Activating the influential cohort of supporters who are also active sharers has an outsize impact on perceptions of a campaign.
Here are the results from 135 social voters who took the random-ordered survey in the first 22 hours following the email (each voter opted in after receiving our email, and before taking the survey). The data includes only voters who took the survey based on the email and does not reflect candidate lobbying, or the candidate’s own votes.
- Amy Farah Weiss – 4%
- Other or Not voting – 6%
- Ed Lee – 18%
- Francisco Herrera – 4%
- Not sure – 47%
- “Broke-ass” Stuart Schuffman – 21%
I’ll leave further analysis to our commenters, other than to say that results may tilt towards Schuffman because I put his nickname in, and left out the mayor’s title. In a low-attention race with a moneyed incumbent, the race is the mayor’s to lose. However, there’s room for organizing engaged voters who aren’t excited about that prospect.

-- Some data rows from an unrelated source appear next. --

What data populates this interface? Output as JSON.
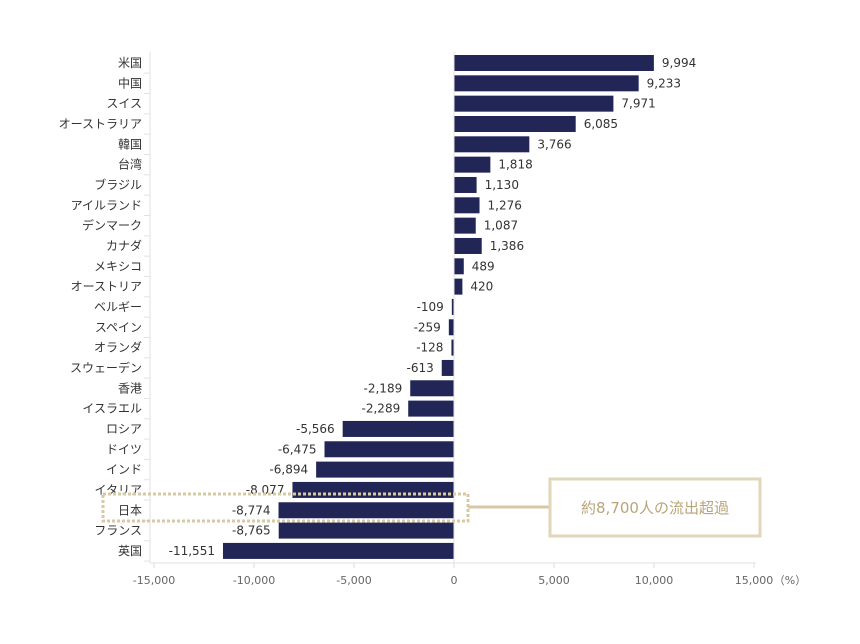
{
  "chart_data": {
    "type": "bar",
    "orientation": "horizontal",
    "categories": [
      "米国",
      "中国",
      "スイス",
      "オーストラリア",
      "韓国",
      "台湾",
      "ブラジル",
      "アイルランド",
      "デンマーク",
      "カナダ",
      "メキシコ",
      "オーストリア",
      "ベルギー",
      "スペイン",
      "オランダ",
      "スウェーデン",
      "香港",
      "イスラエル",
      "ロシア",
      "ドイツ",
      "インド",
      "イタリア",
      "日本",
      "フランス",
      "英国"
    ],
    "values": [
      9994,
      9233,
      7971,
      6085,
      3766,
      1818,
      1130,
      1276,
      1087,
      1386,
      489,
      420,
      -109,
      -259,
      -128,
      -613,
      -2189,
      -2289,
      -5566,
      -6475,
      -6894,
      -8077,
      -8774,
      -8765,
      -11551
    ],
    "value_labels": [
      "9,994",
      "9,233",
      "7,971",
      "6,085",
      "3,766",
      "1,818",
      "1,130",
      "1,276",
      "1,087",
      "1,386",
      "489",
      "420",
      "-109",
      "-259",
      "-128",
      "-613",
      "-2,189",
      "-2,289",
      "-5,566",
      "-6,475",
      "-6,894",
      "-8,077",
      "-8,774",
      "-8,765",
      "-11,551"
    ],
    "xlim": [
      -15000,
      15000
    ],
    "x_ticks": [
      -15000,
      -10000,
      -5000,
      0,
      5000,
      10000,
      15000
    ],
    "x_tick_labels": [
      "-15,000",
      "-10,000",
      "-5,000",
      "0",
      "5,000",
      "10,000",
      "15,000"
    ],
    "x_unit": "（%）",
    "bar_color": "#222656",
    "highlight_category": "日本",
    "highlight_color": "#d6c9a3",
    "annotation": "約8,700人の流出超過",
    "grid": false
  }
}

Here’s the full text of my email that went to voters:
Hello! I’m Adriel Hampton, writer and political activist. Our most-trusted political information comes from peers, and social media is likely to be a bigger force than ever in San Francisco elections this year.
If you’re interested in getting involved as a San Francisco social voter, please take my survey (it’s got just one question! but if you opt-in, you’ll have additional opportunities in the future).
Take the survey:
>>> http://www.wiredtoshare.com/sf_social_voters
I may write about survey responses from time to time, no personal information included.

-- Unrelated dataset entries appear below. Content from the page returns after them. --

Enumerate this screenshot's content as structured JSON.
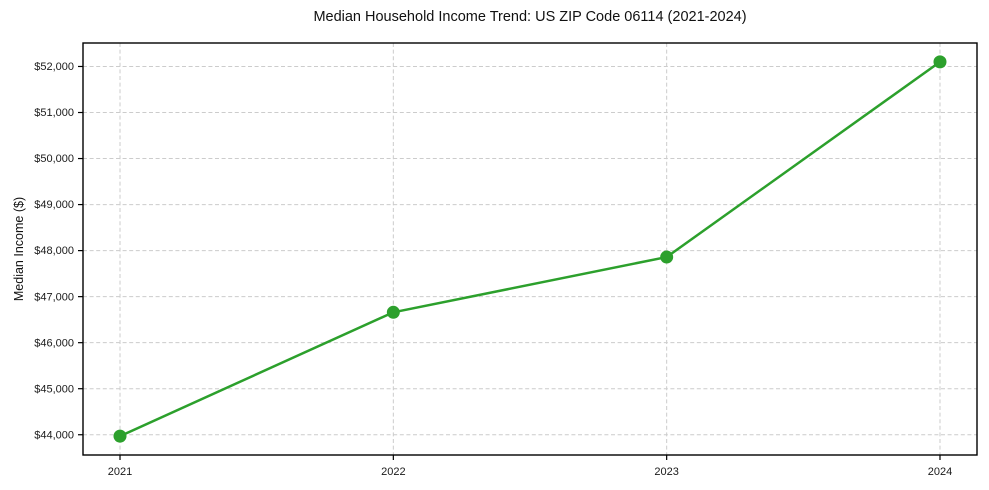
{
  "chart_data": {
    "type": "line",
    "title": "Median Household Income Trend: US ZIP Code 06114 (2021-2024)",
    "xlabel": "",
    "ylabel": "Median Income ($)",
    "categories": [
      "2021",
      "2022",
      "2023",
      "2024"
    ],
    "series": [
      {
        "values": [
          43970,
          46660,
          47860,
          52100
        ],
        "color": "#2ca02c"
      }
    ],
    "yticks": [
      44000,
      45000,
      46000,
      47000,
      48000,
      49000,
      50000,
      51000,
      52000
    ],
    "ytick_labels": [
      "$44,000",
      "$45,000",
      "$46,000",
      "$47,000",
      "$48,000",
      "$49,000",
      "$50,000",
      "$51,000",
      "$52,000"
    ],
    "ylim": [
      43560,
      52510
    ],
    "grid": true,
    "grid_style": "dashed",
    "legend_position": "none",
    "marker": "circle",
    "line_width": 2.5,
    "marker_diameter": 13,
    "colors": {
      "line": "#2ca02c",
      "grid": "#cccccc",
      "axis": "#000000",
      "text": "#1a1a1a",
      "background": "#ffffff"
    }
  }
}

October 12, 2015 at 3:31 pm
No offense but this seems like a completely meaningless survey in any kind of broader context.
August 30, 2015 at 9:59 am
135/40000 ? Really?
August 30, 2015 at 10:07 am
If I’d used a staff to call each of these voters, it would have been different. Which is why I identify these folks as “activist” voters. The initial call to action was not to respond to a survey, either, it was an action opt in as described in the email text.
Single email, 10,785 opens, 607 clicks (535 on the survey) link. So 1/4 who click the survey take it.
August 30, 2015 at 9:20 am
A lot that Schuffman writes and draws is very intelligent and true, the only drawback with his candidacy that I perceive is his nickname Broke-ass Stuart. I feel a percentage of the voters won’t take him seriously with him using that name.
September 8, 2015 at 8:53 am
I think his name is why he’s polling so high.
October 1, 2015 at 6:07 am
Yeah, whenever I have to vote on something like a school board or judge, where none of the names mean anything to me, I usually vote for the person with the funniest name.
I’d pick a doctor or lawyer the same way. It’s at least as good as any other method.